What is this world doing? Forbidding a child his or her creativity is a waste of a hemisphere of the brain! Everyone has heard that there is more neurological activity in one hemisphere for logical reasoning and another respectively for creativity. So this raises a very challenging question; by removing the music programs from schools and discouraging an excess of art and trade-relative classes, how are we affecting the development of the next generation of brains?

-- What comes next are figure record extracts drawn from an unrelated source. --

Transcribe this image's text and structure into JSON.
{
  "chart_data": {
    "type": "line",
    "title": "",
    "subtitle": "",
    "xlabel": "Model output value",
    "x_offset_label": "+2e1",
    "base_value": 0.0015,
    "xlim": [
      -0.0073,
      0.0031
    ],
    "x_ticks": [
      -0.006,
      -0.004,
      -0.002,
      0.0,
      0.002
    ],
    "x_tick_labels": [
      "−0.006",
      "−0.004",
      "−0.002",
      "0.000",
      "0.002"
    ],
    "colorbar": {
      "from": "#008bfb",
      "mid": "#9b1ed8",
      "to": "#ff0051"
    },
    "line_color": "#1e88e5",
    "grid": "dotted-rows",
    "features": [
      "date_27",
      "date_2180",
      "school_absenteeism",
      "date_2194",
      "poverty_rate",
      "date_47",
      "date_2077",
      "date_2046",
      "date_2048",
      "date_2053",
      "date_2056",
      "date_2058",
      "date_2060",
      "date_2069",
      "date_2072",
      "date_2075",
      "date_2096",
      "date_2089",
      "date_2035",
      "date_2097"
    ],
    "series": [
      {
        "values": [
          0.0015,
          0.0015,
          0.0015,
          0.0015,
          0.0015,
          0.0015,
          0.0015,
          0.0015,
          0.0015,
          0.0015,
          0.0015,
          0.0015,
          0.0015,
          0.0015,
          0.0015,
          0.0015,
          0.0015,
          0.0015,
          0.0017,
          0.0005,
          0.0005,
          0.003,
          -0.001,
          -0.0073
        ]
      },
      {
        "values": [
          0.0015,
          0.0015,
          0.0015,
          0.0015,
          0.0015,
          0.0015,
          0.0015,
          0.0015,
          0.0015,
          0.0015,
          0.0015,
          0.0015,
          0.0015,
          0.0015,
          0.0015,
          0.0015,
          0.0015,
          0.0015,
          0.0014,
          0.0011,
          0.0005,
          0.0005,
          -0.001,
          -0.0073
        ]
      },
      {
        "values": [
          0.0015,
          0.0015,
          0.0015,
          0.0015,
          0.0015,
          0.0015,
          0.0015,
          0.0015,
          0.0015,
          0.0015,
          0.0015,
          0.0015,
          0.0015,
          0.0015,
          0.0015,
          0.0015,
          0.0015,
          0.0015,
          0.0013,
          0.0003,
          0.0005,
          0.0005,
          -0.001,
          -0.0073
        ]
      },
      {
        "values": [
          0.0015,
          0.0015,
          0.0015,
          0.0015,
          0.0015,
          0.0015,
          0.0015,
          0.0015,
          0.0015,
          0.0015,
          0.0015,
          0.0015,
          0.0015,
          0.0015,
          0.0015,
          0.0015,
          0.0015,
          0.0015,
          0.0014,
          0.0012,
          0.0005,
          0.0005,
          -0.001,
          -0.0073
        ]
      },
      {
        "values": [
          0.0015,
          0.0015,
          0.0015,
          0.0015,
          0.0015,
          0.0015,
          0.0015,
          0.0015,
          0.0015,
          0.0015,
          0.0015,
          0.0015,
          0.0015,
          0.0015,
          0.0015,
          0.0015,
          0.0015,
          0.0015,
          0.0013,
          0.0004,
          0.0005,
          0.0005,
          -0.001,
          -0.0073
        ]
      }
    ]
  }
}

People often discuss the ‘good ‘ol days’ when George Gershwin tickled the ivories with his orchestra and when Andy Warhol graced every museum with the latest trendy art, citing that this generation has nothing like these prodigal artists up and coming. How about the revival of culture, art, architecture, and creativity? The more we promote hand-crafted masterpieces, the more culture we will surround ourselves with, which in turn produces a better, more inspired and positive society. It is not at all a waste of time. A wise Facebook post just recently told me, “Accounting, law, and doctors are the works that keep us alive, but the artists, poets, and musicians are those that make us want to live on”. Revive culture, don’t demolish it, darlings.
Hello all, considering that both of us as students experienced the joys of music in conjunction with our educations I thought I would add some of my own insights.

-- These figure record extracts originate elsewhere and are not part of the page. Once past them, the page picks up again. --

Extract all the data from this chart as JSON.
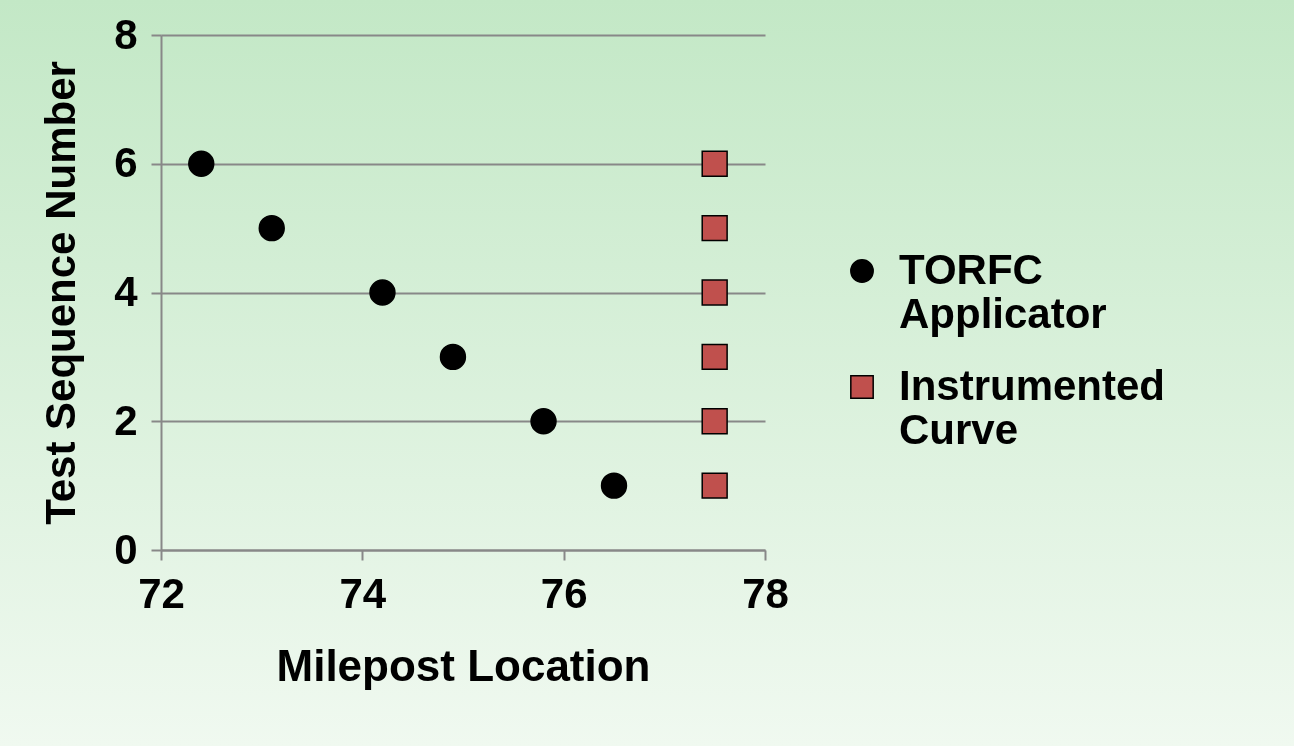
{
  "chart_data": {
    "type": "scatter",
    "xlabel": "Milepost Location",
    "ylabel": "Test Sequence Number",
    "xlim": [
      72,
      78
    ],
    "xticks": [
      72,
      74,
      76,
      78
    ],
    "ylim": [
      0,
      8
    ],
    "yticks": [
      0,
      2,
      4,
      6,
      8
    ],
    "grid": "y",
    "legend": "right",
    "series": [
      {
        "name": "TORFC Applicator",
        "color": "#000000",
        "marker": "circle",
        "x": [
          72.4,
          73.1,
          74.2,
          74.9,
          75.8,
          76.5
        ],
        "values": [
          6,
          5,
          4,
          3,
          2,
          1
        ]
      },
      {
        "name": "Instrumented Curve",
        "color": "#c0504d",
        "marker": "square",
        "x": [
          77.5,
          77.5,
          77.5,
          77.5,
          77.5,
          77.5
        ],
        "values": [
          6,
          5,
          4,
          3,
          2,
          1
        ]
      }
    ]
  }
}
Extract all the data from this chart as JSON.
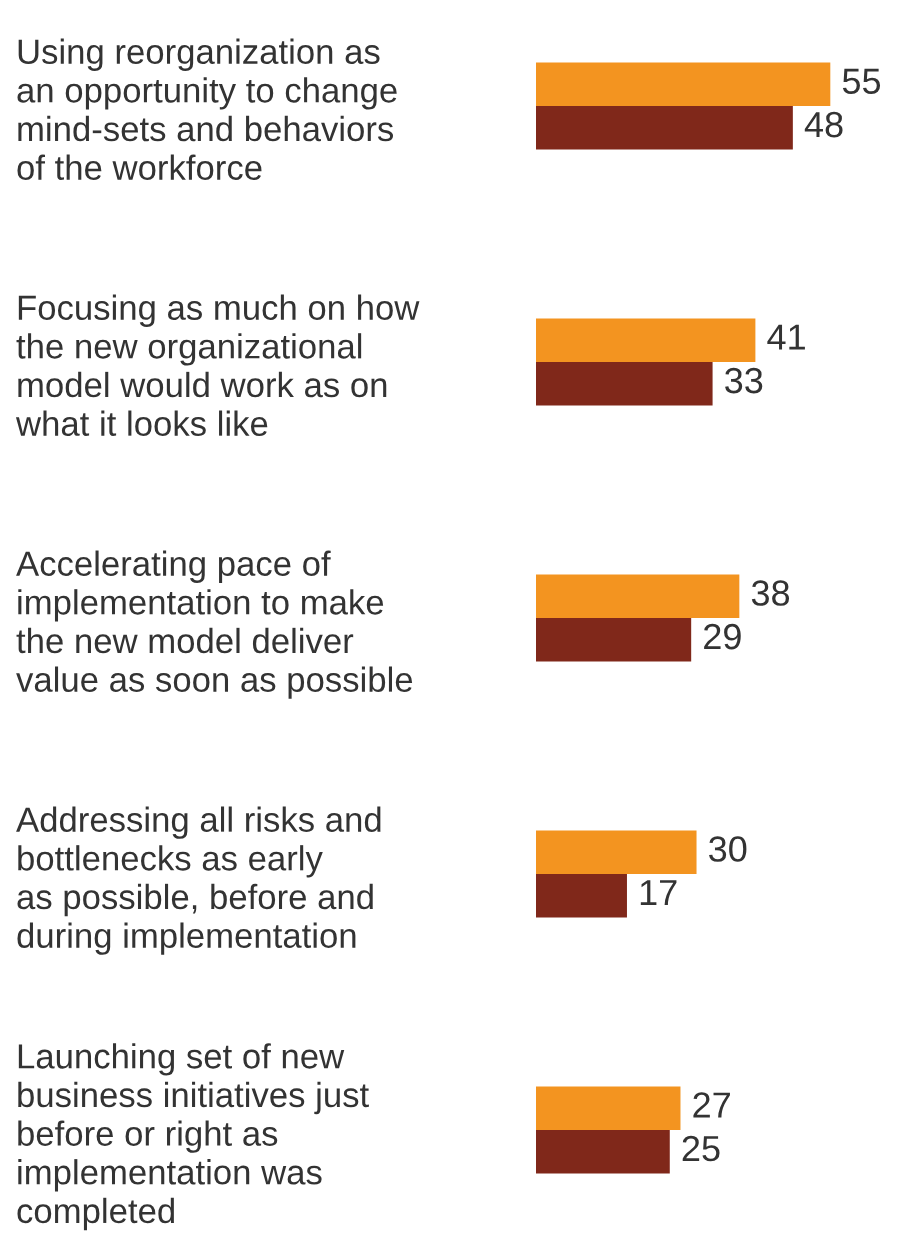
{
  "chart_data": {
    "type": "bar",
    "orientation": "horizontal",
    "categories": [
      "Using reorganization as\nan opportunity to change\nmind-sets and behaviors\nof the workforce",
      "Focusing as much on how\nthe new organizational\nmodel would work as on\nwhat it looks like",
      "Accelerating pace of\nimplementation to make\nthe new model deliver\nvalue as soon as possible",
      "Addressing all risks and\nbottlenecks as early\nas possible, before and\nduring implementation",
      "Launching set of new\nbusiness initiatives just\nbefore or right as\nimplementation was\ncompleted"
    ],
    "series": [
      {
        "color": "#f39420",
        "values": [
          55,
          41,
          38,
          30,
          27
        ]
      },
      {
        "color": "#80281a",
        "values": [
          48,
          33,
          29,
          17,
          25
        ]
      }
    ],
    "data_labels": true,
    "grid": false,
    "legend": false
  }
}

A brief history of my initiation into music would explain why music and art programs are so important for me as someone who was fortunate enough to experience these programs in school as I grew up. Some of my fondest musical memories as a child are of sitting on a couch while my older cousins took piano lessons, this was simply exposure, but music planted a seed in my mind that grew over the years in a way no one could have imagined. Once 6th grade came around (I still had a love of listening to music, but hadn’t played much up to that point) I had started taking piano lessons, and once 7th grade came around I had been charged with the responsibilities of being the sole trombone player in my elementary school band. I was awful, I had no practice ethic in relation to how I treat practicing now 14 years into being a guitarist & singer. While I had started learning trombone I had also taken my first guitar lessons, took vocal lessons as well as piano lessons. Piano lessons quickly got abandoned as that instrument was the least practiced of all for me, I had no time to dedicate to it and guitar had really taken a hold on me musically and creatively. Fast forward to 2016, add a music minor, years of study in the fields of classical, jazz, blues, and rock guitar, and extended study in production and songwriting, with hopefully better vocals from practice and care of my vocal cords, and with a new practice ethic I have been approaching guitar in new and creative ways.
I am for all intensive purposes a Tele style player, but I have been using strat style guitars now as well, learning how to use a tremolo system for increased expression in my playing and writing. I feel that being given the opportunities to explore creative outlets such as the visual and aural arts allowed me as an adult to think more creatively and as a result of that I have been able to think abstractly and I hope that shows in my own music to some degree. I do not want to know what the future holds without having handed these gift and skills down to the next generation, even Einstein played the violin.